Centre d’expertise sur l’aluminium (CeAl) and Alcoa Innovation proudly announce the names of the five finalist firms in a design competition dubbed Architecture and community commitment: A tale of aluminum. Launched last November in cooperation with Association des Architectes en pratique privée du Québec (AAPPQ) and backed by funding from the Ministry of Economy, Science and Innovation (MESI), the competition seeks to promote the innovative use of aluminum in the building sector.
Upon deliberation, the panel of judges have selected five projects by architects, members of AAPPQ, which advocate the discriminating use of aluminum in sustainable, mobile or permanent architectural spaces of less than 120 square metres in area. “We received many promising submissions providing for the expanded use of aluminum. While some featured variations on current uses, others imagined new sustainable, structuring avenues for employing aluminum, a material known for a multiplicity of attributes,” underscored David Prudhomme, Director of CeAl. “Imagining architectural proposals for new, innovative uses of aluminum represented a challenge of substance for architects, one to which they responded with creativity!” Anne Carrier, President of AAPPQ and member of the panel of judges went on to say.
Design competition concepts were presented anonymously and graded based on novelty, functionality, quality (formal and ecological), added value for society and, of course, the manner in which they promote aluminum. François Racine, President of Alcoa Innovation, had only praise for the work of the five finalists who showcased the versatility, lightness, malleability and recyclability of aluminum, a metal the virtues of which remain little known and underused in construction.
“The government is delighted to learn of the unveiling of the names of the five finalists. These firms articulate Québec expertise and innovation in promoting and showcasing aluminum. We indeed rely on initiatives such as this competition to ensure that we meet the goals set out in the Québec Aluminum Development Strategy, goals intended to stimulate industrial growth in Québec, while expanding our presence on the international stage,” underscored Dominique Anglade, Deputy Premier, Minister of Economy, Science and Innovation, and minister responsible for Digital Strategy.

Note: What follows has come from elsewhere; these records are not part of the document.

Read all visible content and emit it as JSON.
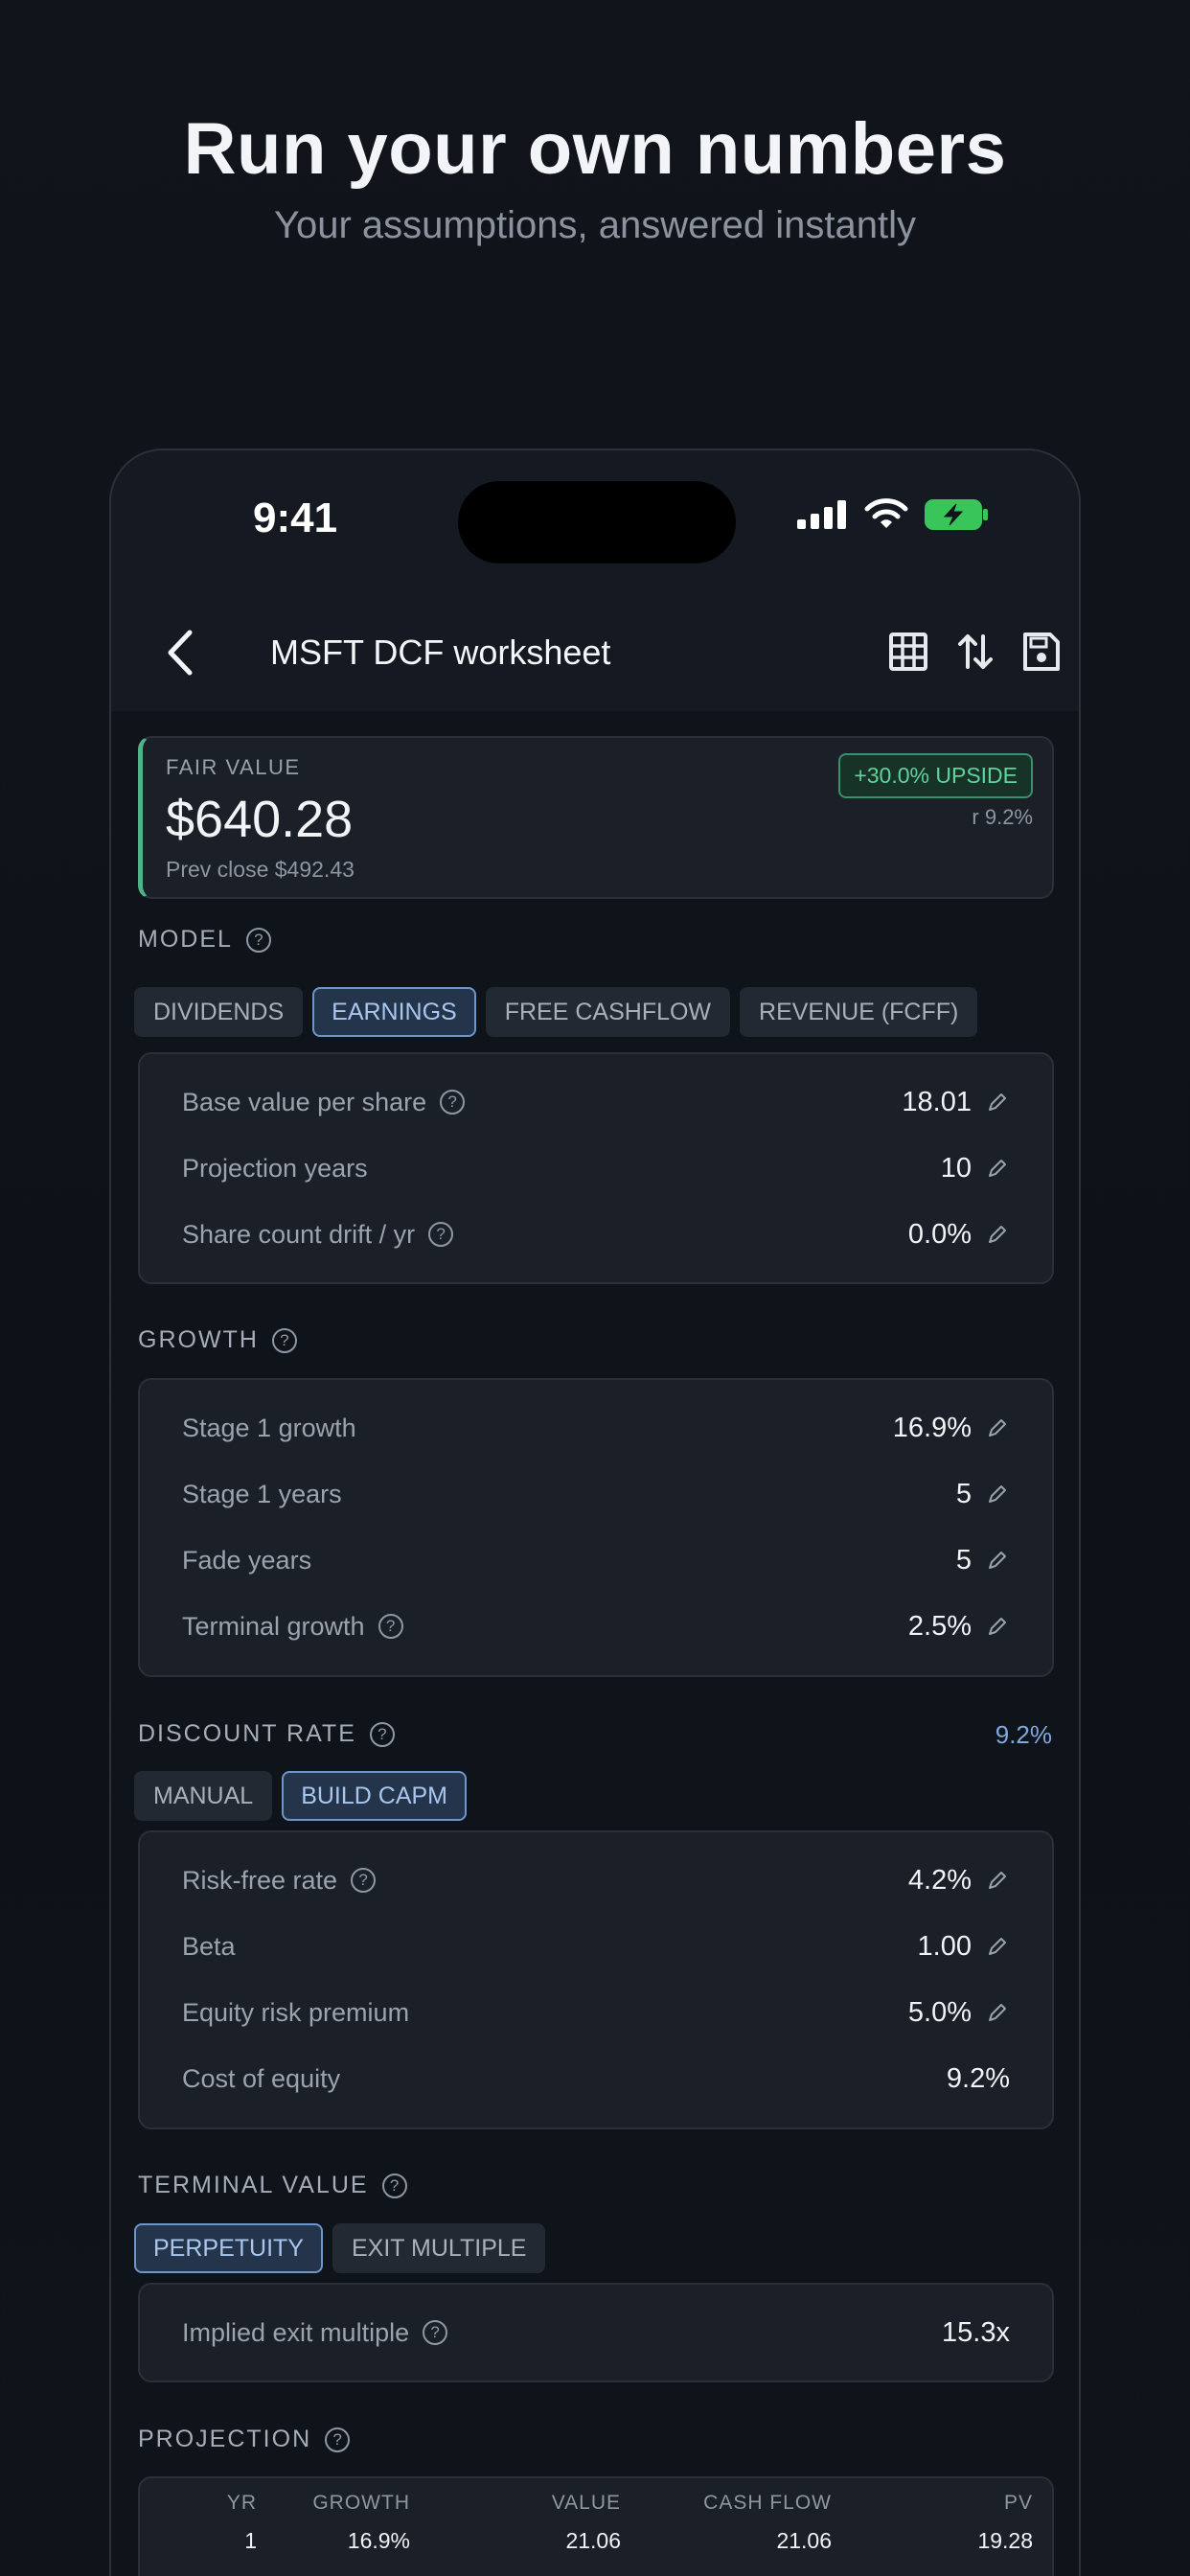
{
  "hero": {
    "title": "Run your own numbers",
    "subtitle": "Your assumptions, answered instantly"
  },
  "status_bar": {
    "time": "9:41"
  },
  "app_bar": {
    "title": "MSFT DCF worksheet"
  },
  "fair_value": {
    "label": "FAIR VALUE",
    "value": "$640.28",
    "prev_close": "Prev close $492.43",
    "upside_badge": "+30.0% UPSIDE",
    "rate": "r 9.2%"
  },
  "model": {
    "title": "MODEL",
    "tabs": [
      "DIVIDENDS",
      "EARNINGS",
      "FREE CASHFLOW",
      "REVENUE (FCFF)"
    ],
    "selected_tab": "EARNINGS",
    "rows": [
      {
        "label": "Base value per share",
        "value": "18.01"
      },
      {
        "label": "Projection years",
        "value": "10"
      },
      {
        "label": "Share count drift / yr",
        "value": "0.0%"
      }
    ]
  },
  "growth": {
    "title": "GROWTH",
    "rows": [
      {
        "label": "Stage 1 growth",
        "value": "16.9%"
      },
      {
        "label": "Stage 1 years",
        "value": "5"
      },
      {
        "label": "Fade years",
        "value": "5"
      },
      {
        "label": "Terminal growth",
        "value": "2.5%"
      }
    ]
  },
  "discount_rate": {
    "title": "DISCOUNT RATE",
    "value": "9.2%",
    "tabs": [
      "MANUAL",
      "BUILD CAPM"
    ],
    "selected_tab": "BUILD CAPM",
    "rows": [
      {
        "label": "Risk-free rate",
        "value": "4.2%"
      },
      {
        "label": "Beta",
        "value": "1.00"
      },
      {
        "label": "Equity risk premium",
        "value": "5.0%"
      },
      {
        "label": "Cost of equity",
        "value": "9.2%"
      }
    ]
  },
  "terminal_value": {
    "title": "TERMINAL VALUE",
    "tabs": [
      "PERPETUITY",
      "EXIT MULTIPLE"
    ],
    "selected_tab": "PERPETUITY",
    "rows": [
      {
        "label": "Implied exit multiple",
        "value": "15.3x"
      }
    ]
  },
  "projection": {
    "title": "PROJECTION",
    "columns": [
      "YR",
      "GROWTH",
      "VALUE",
      "CASH FLOW",
      "PV"
    ],
    "rows": [
      [
        "1",
        "16.9%",
        "21.06",
        "21.06",
        "19.28"
      ]
    ]
  },
  "colors": {
    "accent_green": "#5fd39c",
    "accent_blue": "#7ea8e0",
    "background": "#0f131a",
    "card": "#1a1f28"
  },
  "icons": [
    "back-chevron-icon",
    "grid-icon",
    "sort-arrows-icon",
    "save-icon",
    "help-icon",
    "pencil-icon",
    "signal-icon",
    "wifi-icon",
    "battery-charging-icon"
  ]
}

Public invited to cast their votes
The general public is invited to take the time to appreciate the talent and commitment of the architects by consulting the finalist proposals which will appear from April 10th in the form of sketches or renderings on each of ceal-aluquebec.com and www.alcoainnovation.org/fr/concoursarchitecture/. Members of the public will have through to May 25th to vote online for their favourite from among the concepts imagined by the five finalists. The concept garnering the most votes will qualify for the People’s Choice Award,
Suspense through to the finish…
Upon close of the competition, CeAl and Alcoa Innovation will pay out a total of $50,000 in prize money to be distributed as follows: $25,000 to be shared among the five finalists, $15,000 to the recipient of the Grand Prize and $10,000 to the winner of the People’s Choice Award. In addition, grand prize and people’s choice winners will each receive expert assistance valued at $5000 from Alcoa Innovation. The same two top teams will enjoy added exposure through competition sponsors and the AAPPQ network.

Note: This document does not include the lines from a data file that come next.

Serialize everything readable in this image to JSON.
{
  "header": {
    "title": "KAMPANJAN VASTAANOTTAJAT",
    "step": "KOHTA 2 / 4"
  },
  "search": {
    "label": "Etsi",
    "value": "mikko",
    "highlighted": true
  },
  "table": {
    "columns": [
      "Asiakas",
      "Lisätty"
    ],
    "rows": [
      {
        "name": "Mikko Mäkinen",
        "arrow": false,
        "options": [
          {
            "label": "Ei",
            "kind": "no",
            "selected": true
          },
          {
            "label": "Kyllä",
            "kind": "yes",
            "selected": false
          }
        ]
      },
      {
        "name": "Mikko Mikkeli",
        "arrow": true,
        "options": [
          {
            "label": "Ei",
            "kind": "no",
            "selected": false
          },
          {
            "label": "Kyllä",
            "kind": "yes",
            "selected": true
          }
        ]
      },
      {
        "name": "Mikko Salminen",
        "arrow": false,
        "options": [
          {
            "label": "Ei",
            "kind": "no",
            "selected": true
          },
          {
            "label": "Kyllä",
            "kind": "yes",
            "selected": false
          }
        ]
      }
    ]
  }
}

Close-up on five projects in running
Constellations: New cultural, sporting and social gathering places
Constellations, imagined by Groupe A / Annexe U (Érick Rivard, Marie-Noël Chouinard, Maxime Rochette and Keven Ross), advocates the creation of new public spaces. Some are enveloping and introverted, while others are open to the outside world, but all intend to spur user delight. Located in former parking lots or erected adjacent to public spaces, these new covered satellite spaces would house social, cultural and sporting activities designed to showcase the vibrancy of life in the city. The structure entails the use of two large sheets of anodized aluminum which unfold to create an inviting shelter. The first rises up to form seating and the enclosure proper, while the second - boasting a bright, gloss finish - floats above the space and folds down to settle gently at ground level. Perforated by hundreds of triangles, the aluminum canopy provides for an interplay of light and shadow designed to reproduce the effects of the sunlit sky by day and starlit sky by night.

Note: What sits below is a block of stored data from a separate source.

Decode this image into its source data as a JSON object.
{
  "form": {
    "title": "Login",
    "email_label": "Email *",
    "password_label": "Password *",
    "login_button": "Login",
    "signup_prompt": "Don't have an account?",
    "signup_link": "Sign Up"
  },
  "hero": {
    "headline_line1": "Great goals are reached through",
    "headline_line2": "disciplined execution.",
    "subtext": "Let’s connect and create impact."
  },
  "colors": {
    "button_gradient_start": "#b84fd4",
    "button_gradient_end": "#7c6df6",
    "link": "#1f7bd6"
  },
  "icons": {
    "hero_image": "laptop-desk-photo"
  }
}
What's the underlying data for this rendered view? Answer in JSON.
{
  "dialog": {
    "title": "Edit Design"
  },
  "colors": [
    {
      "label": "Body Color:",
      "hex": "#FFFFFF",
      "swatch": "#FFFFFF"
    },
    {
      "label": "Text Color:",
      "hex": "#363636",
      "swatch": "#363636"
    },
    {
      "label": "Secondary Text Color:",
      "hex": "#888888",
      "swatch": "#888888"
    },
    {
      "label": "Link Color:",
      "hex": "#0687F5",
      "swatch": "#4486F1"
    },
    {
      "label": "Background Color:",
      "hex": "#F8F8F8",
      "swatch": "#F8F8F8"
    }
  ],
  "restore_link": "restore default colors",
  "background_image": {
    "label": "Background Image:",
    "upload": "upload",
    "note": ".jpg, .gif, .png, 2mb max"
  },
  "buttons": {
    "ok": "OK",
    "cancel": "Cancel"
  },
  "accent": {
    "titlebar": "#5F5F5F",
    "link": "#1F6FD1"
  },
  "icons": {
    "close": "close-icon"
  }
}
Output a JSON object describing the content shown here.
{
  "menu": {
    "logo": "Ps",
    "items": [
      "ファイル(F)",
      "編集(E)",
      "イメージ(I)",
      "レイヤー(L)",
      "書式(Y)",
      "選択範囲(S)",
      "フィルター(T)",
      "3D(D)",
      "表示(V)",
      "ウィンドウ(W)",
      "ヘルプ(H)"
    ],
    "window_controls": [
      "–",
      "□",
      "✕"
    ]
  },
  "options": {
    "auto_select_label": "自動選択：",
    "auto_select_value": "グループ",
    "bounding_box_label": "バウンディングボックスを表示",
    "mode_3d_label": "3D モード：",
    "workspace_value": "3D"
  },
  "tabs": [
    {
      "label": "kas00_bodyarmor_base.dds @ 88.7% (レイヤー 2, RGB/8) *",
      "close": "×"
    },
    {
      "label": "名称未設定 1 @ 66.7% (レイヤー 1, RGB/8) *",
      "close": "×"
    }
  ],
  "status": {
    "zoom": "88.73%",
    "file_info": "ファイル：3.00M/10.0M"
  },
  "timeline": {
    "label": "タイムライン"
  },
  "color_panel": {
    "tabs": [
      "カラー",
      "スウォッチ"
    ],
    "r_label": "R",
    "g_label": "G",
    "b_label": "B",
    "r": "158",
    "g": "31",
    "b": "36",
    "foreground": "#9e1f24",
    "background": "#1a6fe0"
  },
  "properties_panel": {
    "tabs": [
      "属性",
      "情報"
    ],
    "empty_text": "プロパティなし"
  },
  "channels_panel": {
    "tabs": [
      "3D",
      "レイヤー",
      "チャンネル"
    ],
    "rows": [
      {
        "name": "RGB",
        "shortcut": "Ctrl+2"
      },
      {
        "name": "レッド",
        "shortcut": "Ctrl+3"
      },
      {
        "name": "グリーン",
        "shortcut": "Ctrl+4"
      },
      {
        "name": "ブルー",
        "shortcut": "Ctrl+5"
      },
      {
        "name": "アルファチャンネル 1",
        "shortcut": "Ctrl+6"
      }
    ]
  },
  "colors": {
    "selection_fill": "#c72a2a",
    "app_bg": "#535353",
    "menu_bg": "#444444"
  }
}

The Rural Hub: Bridging the gap between farmers and local consumers
Rural and periurban areas rarely feature physical venues where farmers and local consumers can gather. The Rural Hub, a project by Mercier Pfalzgraf Architectes Inc. (Lino Gomes Alves, Julien Hébert, Zola Bilombo and Alexandre Dufour) seeks to bridge the divide by providing for a gathering place in which to celebrate the local terroir. Accordingly, the designers revived a familiar architectural shape symbolic of rural country scapes across Québec, namely that of the covered bridge. To honour the bridge analogy, the concept includes a structure comprising structural wooden porticos joined by aluminum connectors and overlaid with a coloured glass roof and aluminum skin. The structure is also fitted with photovoltaic shutters to generate electricity and light merchant stalls using LED technology.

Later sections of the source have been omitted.